By Rabbi Ben Kamin
SAN DIEGO — To quote from historian Diane McWhorter’s recent essay in The New York Times, “If you recognized the name of only one of the two greats who succumbed to cancer [last] Wednesday, that’s perhaps because the work of the Rev. Fred L. Shuttlesworth, who died at 89 in a hospital in Birmingham, Ala., was about as low-tech as it gets.” The comparison was to the remarkable Steve Jobs, who was only 56, and who changed the way we exist.
They were both very great men, even as they could not have been more dissimilar. Jobs dealt with cyber-memory; Shuttlesworth created memory. Jobs was the ultimate technician; Shuttlesworth an undisciplined pastoral soldier. Jobs gave us new ways to communicate; Shuttlesworth taught us how to talk to one another. Jobs endowed us with unlimited texting; Shuttlesworth exhorted us with unlimited testing.
Though both men arrived in heaven on the same day, there had to have been two very different portals. Steve Jobs, who heroically battled a devastating cancer and died much too young, doubtless entered a digital password. Fred Shuttlesworth, who managed to survive atrocious racist beatings and frequent unmerited jail stays, probably greeted the angels with a burst of psaltery and a few hard questions about the social structure of paradise.
I use the instruments of Steve Jobs’ genius; I live off the blood and guts of Rev. Fred Shuttlesworth’s uncompromising Southern ministry, which was spent in moral outrage and not a little physical pain and under the shadow of the other two members of the civil rights troika, Martin Luther King, Jr. and Ralph David Abernathy.
One incidental similarity between the white scientific prodigy and the black soldier of freedom was their healthy egos. Neither man had great patience for colleagues or protégés who lacked energy, ideas, or follow-through. Shuttlesworth, though linked with King, often admonished King—or worse—for the latter’s abundant polish and rhetoric but alleged deficiency of presence in some of the genuinely treacherous, even deadly confrontations with the ruthless, Pharaonic, Southern sheriffs and deputies in Alabama, Mississippi, and elsewhere who systemically savaged, butchered, and raped black people with state sanction not that long ago.

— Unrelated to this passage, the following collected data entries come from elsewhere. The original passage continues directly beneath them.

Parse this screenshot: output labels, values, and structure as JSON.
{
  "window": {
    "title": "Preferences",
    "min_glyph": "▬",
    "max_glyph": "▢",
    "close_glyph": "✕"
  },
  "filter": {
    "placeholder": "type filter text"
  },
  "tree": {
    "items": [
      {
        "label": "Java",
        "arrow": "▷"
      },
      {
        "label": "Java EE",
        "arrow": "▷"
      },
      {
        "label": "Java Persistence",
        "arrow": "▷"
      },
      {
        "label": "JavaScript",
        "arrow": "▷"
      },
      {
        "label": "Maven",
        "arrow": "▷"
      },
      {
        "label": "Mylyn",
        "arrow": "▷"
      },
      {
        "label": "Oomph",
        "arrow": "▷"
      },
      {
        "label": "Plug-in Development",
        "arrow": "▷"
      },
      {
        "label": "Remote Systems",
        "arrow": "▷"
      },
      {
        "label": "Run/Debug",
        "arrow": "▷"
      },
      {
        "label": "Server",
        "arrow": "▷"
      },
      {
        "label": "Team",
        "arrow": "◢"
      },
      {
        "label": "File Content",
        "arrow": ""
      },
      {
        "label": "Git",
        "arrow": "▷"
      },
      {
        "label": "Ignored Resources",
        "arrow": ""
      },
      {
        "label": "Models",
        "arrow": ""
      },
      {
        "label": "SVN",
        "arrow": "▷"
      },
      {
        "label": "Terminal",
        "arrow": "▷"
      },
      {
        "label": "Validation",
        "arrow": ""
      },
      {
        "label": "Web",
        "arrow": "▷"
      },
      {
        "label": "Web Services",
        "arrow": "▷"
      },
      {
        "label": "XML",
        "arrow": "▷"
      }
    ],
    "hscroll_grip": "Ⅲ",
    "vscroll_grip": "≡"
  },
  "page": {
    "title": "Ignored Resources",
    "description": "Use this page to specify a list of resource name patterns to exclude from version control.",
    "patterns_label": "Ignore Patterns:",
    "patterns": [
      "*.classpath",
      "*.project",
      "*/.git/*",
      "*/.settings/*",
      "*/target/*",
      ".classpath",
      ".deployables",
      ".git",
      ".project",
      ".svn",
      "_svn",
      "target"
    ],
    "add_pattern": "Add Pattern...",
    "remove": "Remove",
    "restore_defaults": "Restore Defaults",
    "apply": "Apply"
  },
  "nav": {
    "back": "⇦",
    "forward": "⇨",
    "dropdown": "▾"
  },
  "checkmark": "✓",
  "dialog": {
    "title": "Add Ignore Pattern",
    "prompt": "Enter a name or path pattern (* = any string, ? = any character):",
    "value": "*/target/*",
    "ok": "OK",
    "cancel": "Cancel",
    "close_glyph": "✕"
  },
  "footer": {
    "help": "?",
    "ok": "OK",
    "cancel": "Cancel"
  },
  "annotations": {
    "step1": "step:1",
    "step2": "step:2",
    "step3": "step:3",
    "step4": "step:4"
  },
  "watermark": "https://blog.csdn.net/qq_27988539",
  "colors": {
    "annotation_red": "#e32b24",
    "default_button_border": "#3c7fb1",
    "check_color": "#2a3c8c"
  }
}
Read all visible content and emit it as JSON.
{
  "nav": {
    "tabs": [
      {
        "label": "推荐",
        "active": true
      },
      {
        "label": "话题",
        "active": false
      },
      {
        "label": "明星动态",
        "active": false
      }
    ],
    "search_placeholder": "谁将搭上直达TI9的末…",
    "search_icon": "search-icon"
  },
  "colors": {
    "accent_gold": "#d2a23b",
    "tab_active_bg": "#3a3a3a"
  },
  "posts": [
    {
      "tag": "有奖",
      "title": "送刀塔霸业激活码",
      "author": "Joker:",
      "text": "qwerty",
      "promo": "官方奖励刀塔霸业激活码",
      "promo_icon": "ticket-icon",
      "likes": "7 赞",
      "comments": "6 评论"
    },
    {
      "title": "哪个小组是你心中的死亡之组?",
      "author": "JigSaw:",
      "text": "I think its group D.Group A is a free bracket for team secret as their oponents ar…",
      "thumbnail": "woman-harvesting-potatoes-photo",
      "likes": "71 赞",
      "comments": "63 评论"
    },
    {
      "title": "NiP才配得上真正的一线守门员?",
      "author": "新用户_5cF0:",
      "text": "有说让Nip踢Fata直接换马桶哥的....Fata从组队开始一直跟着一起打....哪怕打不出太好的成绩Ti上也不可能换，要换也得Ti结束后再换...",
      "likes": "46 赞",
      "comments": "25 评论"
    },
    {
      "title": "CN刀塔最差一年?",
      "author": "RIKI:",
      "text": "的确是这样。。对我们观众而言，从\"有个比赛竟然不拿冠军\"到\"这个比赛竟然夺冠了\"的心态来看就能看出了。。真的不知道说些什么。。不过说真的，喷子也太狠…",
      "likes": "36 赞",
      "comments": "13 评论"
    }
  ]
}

The fact that King was assassinated at 39 and Shuttlesworth, in spite of many physical attacks, lived to a ripe old age abrogates the criticism. But it was there, and it was unmistakably Fred Shuttlesworth: uncompromising, willful, and undaunted by prison, criticism, and the bombings that afflicted both his home and his church. King and his Atlanta entourage would have never been able to confront the fire-hoses, floggings, and vicious dogs of Birmingham police chief Eugene “Bull” Connor in 1963 had not the hometown pastor already set the stage for the historic confrontation by laying himself literally on the line in the prior months.
A legacy note: My kids are in touch with just about anybody at any time, happily and bloodlessly, with their cell phones and apps thanks to the brilliance of Steve Jobs. My kids are also free to mingle with anybody, anywhere in this land thanks to the blood and righteousness of Fred Shuttlesworth. One said, “iPhone.” The other declared, “I Am Somebody!” I know who I’d have rather met.